When you’re diagnosed with cancer, it can feel like you need to learn a whole new language. Doctors use many terms to describe your particular type of cancer. Among those terms are “invasive” and “metastatic.”
When it comes to breast cancer, invasive and metastatic both refer to cancer that has spread from the site in the breast where it first started. But the words have slightly different meanings, and whether your cancer is dubbed invasive or metastatic has implications for how it might be treated.
What Is Invasive Breast Cancer?
Breast cancer usually begins inside the milk ducts or lobules of the breast tissue. Invasive breast cancer has spread from these areas to nearby breast tissue. After invading other healthy parts of the breast, an invasive cancer can travel to nearby lymph nodes.

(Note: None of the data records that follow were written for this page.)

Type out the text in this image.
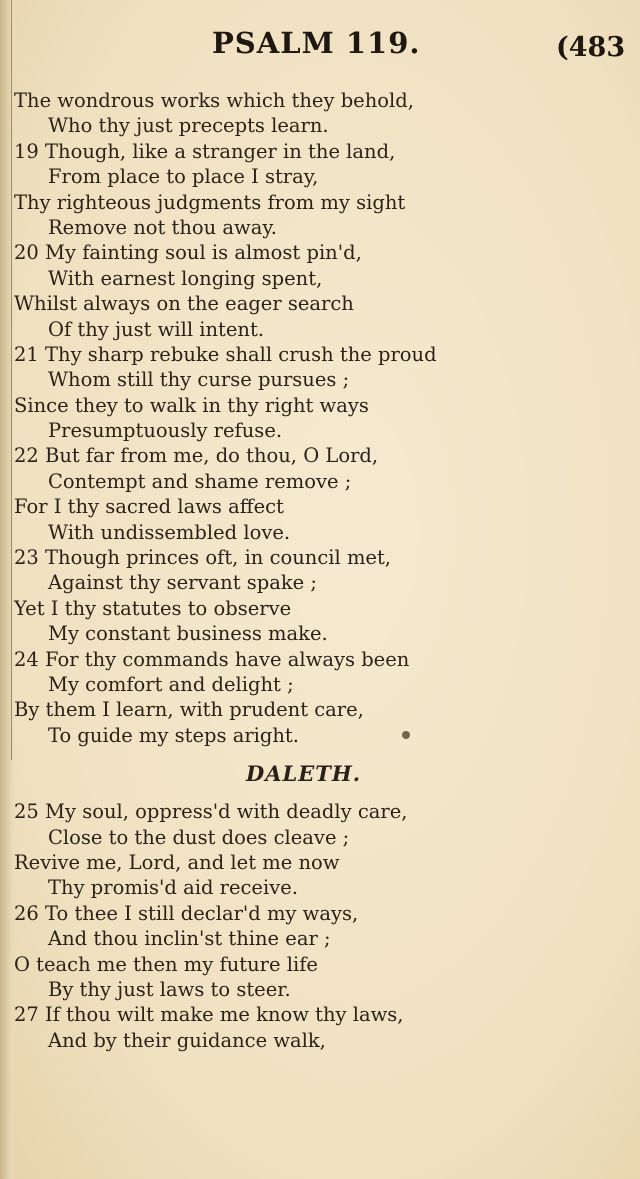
PSALM 119.	(483
The wondrous works which they behold,
Who thy just precepts learn.
19 Though, like a stranger in the land,
From place to place I stray,
Thy righteous judgments from my sight
Remove not thou away.
20 My fainting soul is almost pin'd,
With earnest longing spent,
Whilst always on the eager search
Of thy just will intent.
21 Thy sharp rebuke shall crush the proud
Whom still thy curse pursues ;
Since they to walk in thy right ways
Presumptuously refuse.
22 But far from me, do thou, O Lord,
Contempt and shame remove ;
For I thy sacred laws affect
With undissembled love.
23 Though princes oft, in council met,
Against thy servant spake ;
Yet I thy statutes to observe
My constant business make.
24 For thy commands have always been
My comfort and delight ;
By them I learn, with prudent care,
To guide my steps aright.
DALETH.
25 My soul, oppress'd with deadly care,
Close to the dust does cleave ;
Revive me, Lord, and let me now
Thy promis'd aid receive.
26 To thee I still declar'd my ways,
And thou inclin'st thine ear ;
O teach me then my future life
By thy just laws to steer.
27 If thou wilt make me know thy laws,
And by their guidance walk,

The two most common types of invasive breast cancer are:
- Invasive ductal carcinoma, which begins in a milk duct and spreads into nearby breast tissue
- Invasive lobular carcinoma, which starts in the lobules of the breast before spreading
Treatment options for invasive breast cancer depend on how advanced your cancer is, as well as your overall health and preferences.
What Is Metastatic Breast Cancer?
Metastatic breast cancer, which includes stage IV breast cancer, is cancer that has spread (metastasized) from the breast to another part of the body. Breast cancers most often metastasize to the liver, brain, bones, or lungs. It happens when breast cancer cells break off a breast tumor and move through the body in the bloodstream or lymph system.
Even though it’s found in a different organ, metastatic breast cancers are still called breast cancers -- and not bone cancers or lung cancers, for instance -- because they started out as breast cells.
Key Differences Between Invasive and Metastatic Breast Cancer
Metastatic breast cancer isn’t a specific type of breast cancer, but is the most advanced stage of breast cancer. Both invasive and metastatic breast cancer have spread beyond the exact point where they started. Invasive breast cancers may have spread within the breast only, or to nearby lymph nodes or tissues, or may have spread to distant body parts. All metastatic breast cancers have spread outside of the breast and nearby lymph nodes to distant body parts. If a cancer is only invasive within the breast, it’s usually easier for doctors to treat than metastatic disease.
Can Breast Cancer Be Both Invasive and Metastatic?
Yes. But that’s not always the case.
Most metastatic breast cancers were invasive breast tumors before traveling to another body part. Many doctors even consider metastatic breast cancer a type of invasive breast cancer that has spread further. This means that everyone who has metastatic disease has invasive breast cancer. Sometimes, a person already has metastatic breast cancer when they are diagnosed, if it wasn’t found before it spread.
But all invasive breast cancers aren’t metastatic. Earlier stage breast cancers may have invaded other parts of the breast or nearby lymph nodes but haven’t spread to further parts of the body.